From what I know, V.S. Naipaul is not a very nice man. Entire books have been written about the hurt feelings he's engendered. But "Trust the art, not the artist." He certainly has that relentless, irresistible x-ray eye that as a writer that I desperately long to emulate.
WHAT HATH GOD WROUGHT by Daniel Walker Howe – Like many older men, I've gotten into reading a lot of history books. I've always read a lot of non-fiction for research for things I've been working on, but several years ago, I really got on a history jag. Especially American history – to help me understand this crazy country of ours that I love.
I've read long books on the Civil War, Lincoln, Gettysburg, the American Revolution, the Mayflower, World War II, FDR, Bush v. Gore, etc., etc., but no book impressed me as much as WHAT HATH GOD WROUGHT: The Transformation of America, 1815-1848 by Daniel Taylor Howe. The subtitle is the giveaway. Everybody knows about the big wars and famous people – the Revolution and the Civil War, Washington and Lincoln ("Chaps and scraps!") – but this is the book that shows how we got from the Revolution to the Civil War. It's about America's adolescence – and you know how difficult those years are.

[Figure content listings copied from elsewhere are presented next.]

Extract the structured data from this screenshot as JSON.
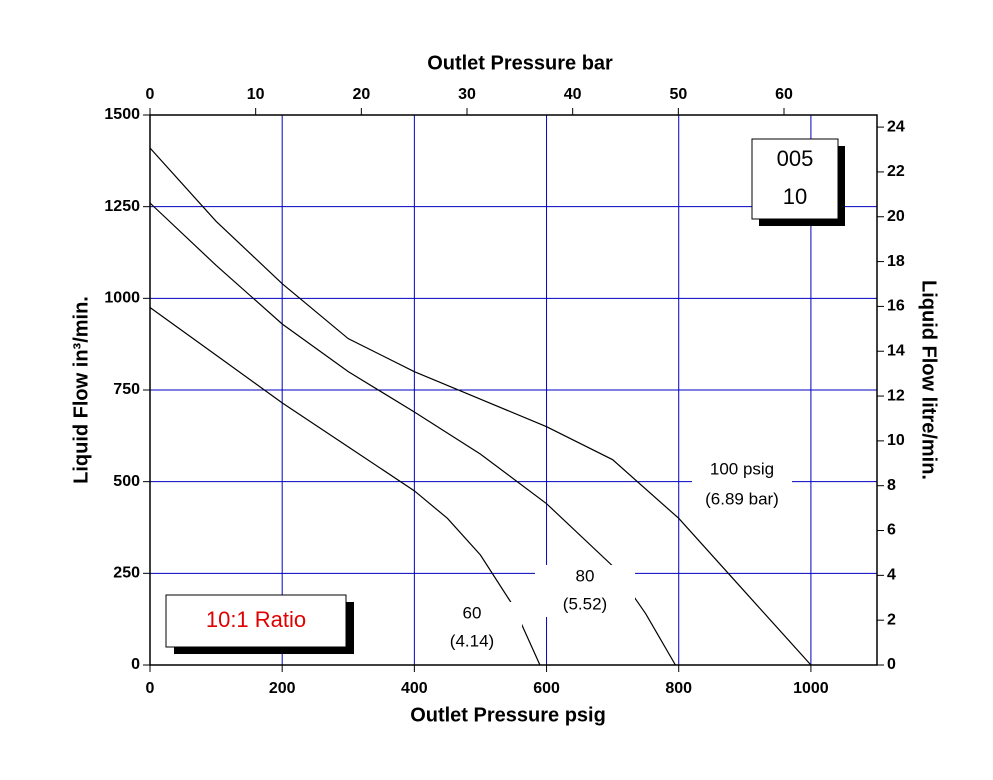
{
  "chart_data": {
    "type": "line",
    "x_label": "Outlet Pressure psig",
    "x2_label": "Outlet Pressure bar",
    "y_label": "Liquid Flow in³/min.",
    "y2_label": "Liquid Flow litre/min.",
    "xlim": [
      0,
      1100
    ],
    "xticks": [
      0,
      200,
      400,
      600,
      800,
      1000
    ],
    "x2lim": [
      0,
      68.8
    ],
    "x2ticks": [
      0,
      10,
      20,
      30,
      40,
      50,
      60
    ],
    "ylim": [
      0,
      1500
    ],
    "yticks": [
      0,
      250,
      500,
      750,
      1000,
      1250,
      1500
    ],
    "y2lim": [
      0,
      24.54
    ],
    "y2ticks": [
      0,
      2,
      4,
      6,
      8,
      10,
      12,
      14,
      16,
      18,
      20,
      22,
      24
    ],
    "grid": true,
    "color": "#0000c0",
    "series": [
      {
        "name": "100 psig",
        "note": "(6.89 bar)",
        "color": "#000000",
        "x": [
          0,
          100,
          200,
          300,
          400,
          500,
          600,
          700,
          800,
          900,
          1000
        ],
        "values": [
          1410,
          1210,
          1040,
          890,
          800,
          725,
          650,
          560,
          400,
          200,
          0
        ]
      },
      {
        "name": "80",
        "note": "(5.52)",
        "color": "#000000",
        "x": [
          0,
          100,
          200,
          300,
          400,
          500,
          600,
          700,
          750,
          795
        ],
        "values": [
          1260,
          1090,
          930,
          800,
          690,
          575,
          440,
          270,
          140,
          0
        ]
      },
      {
        "name": "60",
        "note": "(4.14)",
        "color": "#000000",
        "x": [
          0,
          100,
          200,
          300,
          400,
          450,
          500,
          550,
          590
        ],
        "values": [
          975,
          845,
          715,
          595,
          475,
          400,
          300,
          160,
          0
        ]
      }
    ],
    "annotations": [
      "005",
      "10",
      "10:1 Ratio"
    ]
  }
}
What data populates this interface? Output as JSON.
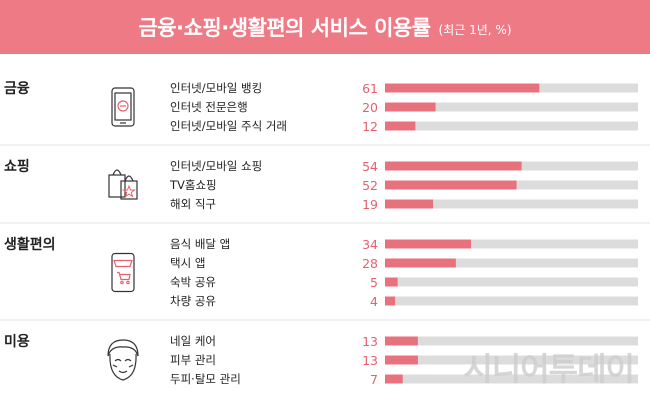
{
  "header": {
    "title": "금융·쇼핑·생활편의 서비스 이용률",
    "subtitle": "(최근 1년, %)"
  },
  "watermark": "시니어투데이",
  "colors": {
    "header_bg": "#ee7a86",
    "bar_fill": "#e8717e",
    "bar_track": "#dcdcdc",
    "value_text": "#e8606e"
  },
  "chart_data": {
    "type": "bar",
    "orientation": "horizontal",
    "title": "금융·쇼핑·생활편의 서비스 이용률",
    "subtitle": "(최근 1년, %)",
    "xlim": [
      0,
      100
    ],
    "grid": false,
    "groups": [
      {
        "category": "금융",
        "icon": "mobile-banking-icon",
        "items": [
          {
            "label": "인터넷/모바일 뱅킹",
            "value": 61
          },
          {
            "label": "인터넷 전문은행",
            "value": 20
          },
          {
            "label": "인터넷/모바일 주식 거래",
            "value": 12
          }
        ]
      },
      {
        "category": "쇼핑",
        "icon": "shopping-bag-icon",
        "items": [
          {
            "label": "인터넷/모바일 쇼핑",
            "value": 54
          },
          {
            "label": "TV홈쇼핑",
            "value": 52
          },
          {
            "label": "해외 직구",
            "value": 19
          }
        ]
      },
      {
        "category": "생활편의",
        "icon": "mobile-cart-icon",
        "items": [
          {
            "label": "음식 배달 앱",
            "value": 34
          },
          {
            "label": "택시 앱",
            "value": 28
          },
          {
            "label": "숙박 공유",
            "value": 5
          },
          {
            "label": "차량 공유",
            "value": 4
          }
        ]
      },
      {
        "category": "미용",
        "icon": "face-mask-icon",
        "items": [
          {
            "label": "네일 케어",
            "value": 13
          },
          {
            "label": "피부 관리",
            "value": 13
          },
          {
            "label": "두피·탈모 관리",
            "value": 7
          }
        ]
      }
    ]
  }
}
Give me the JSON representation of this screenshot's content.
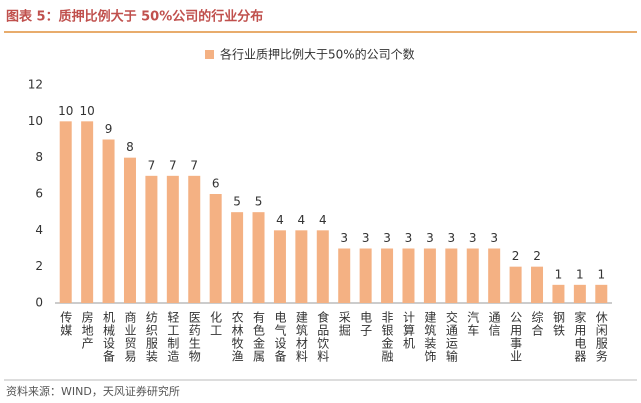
{
  "chart_data": {
    "type": "bar",
    "title": "图表 5：质押比例大于 50%公司的行业分布",
    "legend": "各行业质押比例大于50%的公司个数",
    "source": "资料来源：WIND，天风证券研究所",
    "categories": [
      "传媒",
      "房地产",
      "机械设备",
      "商业贸易",
      "纺织服装",
      "轻工制造",
      "医药生物",
      "化工",
      "农林牧渔",
      "有色金属",
      "电气设备",
      "建筑材料",
      "食品饮料",
      "采掘",
      "电子",
      "非银金融",
      "计算机",
      "建筑装饰",
      "交通运输",
      "汽车",
      "通信",
      "公用事业",
      "综合",
      "钢铁",
      "家用电器",
      "休闲服务"
    ],
    "values": [
      10,
      10,
      9,
      8,
      7,
      7,
      7,
      6,
      5,
      5,
      4,
      4,
      4,
      3,
      3,
      3,
      3,
      3,
      3,
      3,
      3,
      2,
      2,
      1,
      1,
      1
    ],
    "color": "#f4b183",
    "ylim": [
      0,
      12
    ],
    "yticks": [
      0,
      2,
      4,
      6,
      8,
      10,
      12
    ],
    "grid": false
  }
}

One of the best things about reading history is seeing the parallels and repeating patterns of human behavior. In some ways, people don't change. (Hell, in some ways, we're still cavemen!!) But it is very interesting to see how the particulars of an era play out, demonstrating the universality of human behaviors, especially when narrated by an excellent historian like Howe. The era this book describes confronts issues that perfectly parallel our own crazy age: the all-important raw material that affects political decision-making (cotton, then; oil, now), the ground-breaking new technologies that upset the existing order (telegraphy, steamboating, and railroading, then; the digital revolution, now), the religious controversies (the Great Awakening and Mormonism, then; fundamentalist Christianity and Scientology, now), and wars of dubious origin (the Mexican War, then; the Iraq War, now.)
The book shows how very little America and its "issues" have changed in two hundred years. The particulars may vary, but some things -- racism, greed, ignorance, selfishness, short-sightedness, fanaticism -- are eternal.
Howe's book is long – almost 900 pages – but it's worth it. It's a real eye-opener and mind-expander. And I'm not the only person who admired this book: it won the Pulitzer Prize for History in 2008.